As the world’s second largest economy strives to overtake the US, China is resource-hungry. Already billions of dollars from China are pouring into Latin America in exchange for Venezuelan oil, Argentinean and Brazilian soybeans and Peruvian and Chilean copper. China has become the region’s second largest trading partner and the third largest source of investment.
But Latin America is not growing as fast as a few years ago, increasing the importance of pledges on foreign investment and aims to raise the volume of trade between the partnership to US$500 billion.
So this increasingly intense attention from China must be met with clarity of purpose.
Energy, transport and water
Three main areas, low carbon energy, sustainable transport and urban development, and water conservation, should be integrated explicitly.
Clean energy has a big potential across Latin America, the region is considered “one of the great frontiers for clean energy investment.” From 2006 to 2013, Latin America attracted a cumulative US$132 billion (US$93.4 billion of which went to build new projects).
China will account for almost 40% of the global expansion of renewable energy capacity deployment.
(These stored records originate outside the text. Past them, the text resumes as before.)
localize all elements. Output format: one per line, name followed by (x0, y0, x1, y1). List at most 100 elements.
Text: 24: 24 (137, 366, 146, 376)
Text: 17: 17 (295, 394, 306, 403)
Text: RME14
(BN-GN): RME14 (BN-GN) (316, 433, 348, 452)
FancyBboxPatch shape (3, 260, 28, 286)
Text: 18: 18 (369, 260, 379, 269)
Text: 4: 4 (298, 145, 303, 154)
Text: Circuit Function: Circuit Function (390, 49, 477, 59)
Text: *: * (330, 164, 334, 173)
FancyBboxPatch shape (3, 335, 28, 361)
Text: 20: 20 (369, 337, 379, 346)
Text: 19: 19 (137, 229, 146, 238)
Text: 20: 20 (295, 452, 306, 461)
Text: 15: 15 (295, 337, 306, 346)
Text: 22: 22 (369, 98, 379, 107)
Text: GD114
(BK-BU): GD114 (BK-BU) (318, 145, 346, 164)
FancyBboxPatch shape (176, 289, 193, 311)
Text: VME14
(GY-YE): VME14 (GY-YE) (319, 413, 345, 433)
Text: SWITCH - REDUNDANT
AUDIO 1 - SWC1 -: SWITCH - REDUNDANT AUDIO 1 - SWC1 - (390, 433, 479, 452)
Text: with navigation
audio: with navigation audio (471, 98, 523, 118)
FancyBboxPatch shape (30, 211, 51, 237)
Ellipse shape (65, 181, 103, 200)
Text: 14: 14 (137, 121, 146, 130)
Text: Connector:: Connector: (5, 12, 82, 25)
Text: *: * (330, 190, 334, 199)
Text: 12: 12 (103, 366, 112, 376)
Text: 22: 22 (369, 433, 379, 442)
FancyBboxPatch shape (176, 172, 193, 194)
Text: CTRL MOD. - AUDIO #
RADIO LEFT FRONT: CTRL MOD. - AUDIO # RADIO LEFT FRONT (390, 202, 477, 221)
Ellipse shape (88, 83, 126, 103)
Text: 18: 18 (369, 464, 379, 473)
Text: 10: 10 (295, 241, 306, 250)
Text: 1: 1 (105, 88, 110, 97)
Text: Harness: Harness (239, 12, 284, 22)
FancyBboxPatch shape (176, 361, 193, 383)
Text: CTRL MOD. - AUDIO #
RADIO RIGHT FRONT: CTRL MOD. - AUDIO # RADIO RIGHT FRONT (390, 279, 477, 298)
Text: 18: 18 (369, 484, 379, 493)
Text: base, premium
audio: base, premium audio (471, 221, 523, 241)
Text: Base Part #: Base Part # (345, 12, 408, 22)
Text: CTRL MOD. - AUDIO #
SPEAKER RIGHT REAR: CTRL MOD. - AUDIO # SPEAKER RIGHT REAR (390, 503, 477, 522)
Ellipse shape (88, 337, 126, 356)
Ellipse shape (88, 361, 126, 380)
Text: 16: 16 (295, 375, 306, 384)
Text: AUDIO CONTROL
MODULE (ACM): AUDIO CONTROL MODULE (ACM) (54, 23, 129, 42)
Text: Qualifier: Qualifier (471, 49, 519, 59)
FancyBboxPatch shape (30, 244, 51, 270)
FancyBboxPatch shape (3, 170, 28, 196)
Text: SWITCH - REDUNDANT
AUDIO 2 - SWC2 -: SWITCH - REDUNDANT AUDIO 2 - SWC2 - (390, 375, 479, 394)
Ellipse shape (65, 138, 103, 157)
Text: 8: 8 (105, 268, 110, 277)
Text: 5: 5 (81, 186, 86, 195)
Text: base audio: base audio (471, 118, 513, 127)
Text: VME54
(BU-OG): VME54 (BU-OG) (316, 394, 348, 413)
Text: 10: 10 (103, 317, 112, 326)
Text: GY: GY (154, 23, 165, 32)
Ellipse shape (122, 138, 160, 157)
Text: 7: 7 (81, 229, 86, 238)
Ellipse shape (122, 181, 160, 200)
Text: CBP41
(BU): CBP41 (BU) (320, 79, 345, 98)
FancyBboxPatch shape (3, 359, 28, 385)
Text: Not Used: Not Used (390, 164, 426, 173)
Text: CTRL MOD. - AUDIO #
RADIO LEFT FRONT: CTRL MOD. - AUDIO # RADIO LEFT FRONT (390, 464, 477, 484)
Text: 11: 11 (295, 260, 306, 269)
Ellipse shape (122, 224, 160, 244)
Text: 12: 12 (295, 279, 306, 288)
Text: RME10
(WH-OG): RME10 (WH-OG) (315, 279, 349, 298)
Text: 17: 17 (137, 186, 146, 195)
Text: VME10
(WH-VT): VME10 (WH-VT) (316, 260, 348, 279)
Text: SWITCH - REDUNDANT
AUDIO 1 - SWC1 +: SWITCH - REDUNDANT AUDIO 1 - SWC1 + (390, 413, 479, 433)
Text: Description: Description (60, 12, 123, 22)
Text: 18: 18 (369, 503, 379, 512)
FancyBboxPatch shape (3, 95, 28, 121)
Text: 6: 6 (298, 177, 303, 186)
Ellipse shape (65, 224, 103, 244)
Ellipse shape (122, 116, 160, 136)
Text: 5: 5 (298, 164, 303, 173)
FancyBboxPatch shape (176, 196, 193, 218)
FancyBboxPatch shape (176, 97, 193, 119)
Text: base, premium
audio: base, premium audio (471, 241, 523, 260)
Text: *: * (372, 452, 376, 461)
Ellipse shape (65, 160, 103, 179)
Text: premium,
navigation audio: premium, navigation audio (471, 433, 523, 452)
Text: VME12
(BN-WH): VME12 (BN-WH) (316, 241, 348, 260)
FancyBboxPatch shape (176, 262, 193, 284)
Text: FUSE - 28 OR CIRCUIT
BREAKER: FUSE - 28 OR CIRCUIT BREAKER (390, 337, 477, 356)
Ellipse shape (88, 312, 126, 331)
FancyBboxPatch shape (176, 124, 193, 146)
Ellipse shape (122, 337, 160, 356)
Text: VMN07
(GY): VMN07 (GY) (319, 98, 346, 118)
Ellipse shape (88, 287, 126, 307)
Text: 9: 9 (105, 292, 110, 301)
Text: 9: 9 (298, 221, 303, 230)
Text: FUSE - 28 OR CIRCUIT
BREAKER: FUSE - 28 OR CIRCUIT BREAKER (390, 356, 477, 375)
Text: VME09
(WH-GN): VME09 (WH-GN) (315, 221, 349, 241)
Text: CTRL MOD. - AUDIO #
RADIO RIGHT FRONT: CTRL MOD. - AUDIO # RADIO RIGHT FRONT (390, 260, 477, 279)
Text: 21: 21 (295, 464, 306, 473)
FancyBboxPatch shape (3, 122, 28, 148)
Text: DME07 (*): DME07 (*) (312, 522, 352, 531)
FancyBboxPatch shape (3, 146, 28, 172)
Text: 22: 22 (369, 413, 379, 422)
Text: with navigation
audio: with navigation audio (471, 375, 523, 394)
Between 2003 and 2011 China’s renewable electricity generation increased almost 12%, while the global trend was just up 5%. The China-CELAC Forum needs to accelerate the pace of this energy transition – and not be a barrier. It would be a mistake to anchor this platform on polluting fossil fuels.
However, the China-CELAC energy and technology forums, announced by Ecuador’s leader Rafael Correa could deliver some announcements on low carbon energy in September.
China will add an estimated 350 million residents to its cities over the next 20 years. The Government already faces a public outcry because of air pollution, which is translating into environmental protests (They have grown an average of 29% every year and number rose by 120% from 2010 to 2011). Latin America also facing major challenges more of its populations move to cities. The Forum could provide a collaborative platform around long-term urban planning and low-carbon cities and clean transportation. Another question is whether China’s plans to develop rail networks, such as the intercontinental railway connecting Peru and Brazil will be part of the Forum. Co-opting it into the China-CELAC framework might make sense.
As China tries to solve its chronic water crises, and Latin America grapples with worsening water shortages, the China-CELAC Forum could insert conservation of this most essential of resources, and speed up solutions to a problem that will affect governments, people and businesses alike. It could also raise awareness of the links between water, food and energy.
Seizing the opportunity
Latin America is more democratic and urban than ever. This decade the region must build on hard-won gains– an expanded middle class, less extreme poverty and political stability – in order to deliver prosperity to a great majority of Latin Americans.
Today the region must make critical choices that tackle some fundamental problems. Take urbanisation. Latin America has the world’s highest percentage of people living in cities, 80%, and today our cities are unfit for purpose. Latin American countries need to reach new domestic consensus over private and public investments in infrastructure: What kinds of energy will power homes, buildings and factories? How should cities expand and existing urban areas revamped? How to use our natural resources over time?
Governments and the private sector (exporters, importers, tourism) must resist the “anything goes” logic that often comes when decisions only consider short-term outcomes. Each country must define internally the long-term strategies for energy, transport infrastructure, and cities best achieve domestic objectives. The point is this: China knows what it wants from Latin America – resources, influence, allies – but does the region know what it wants from China?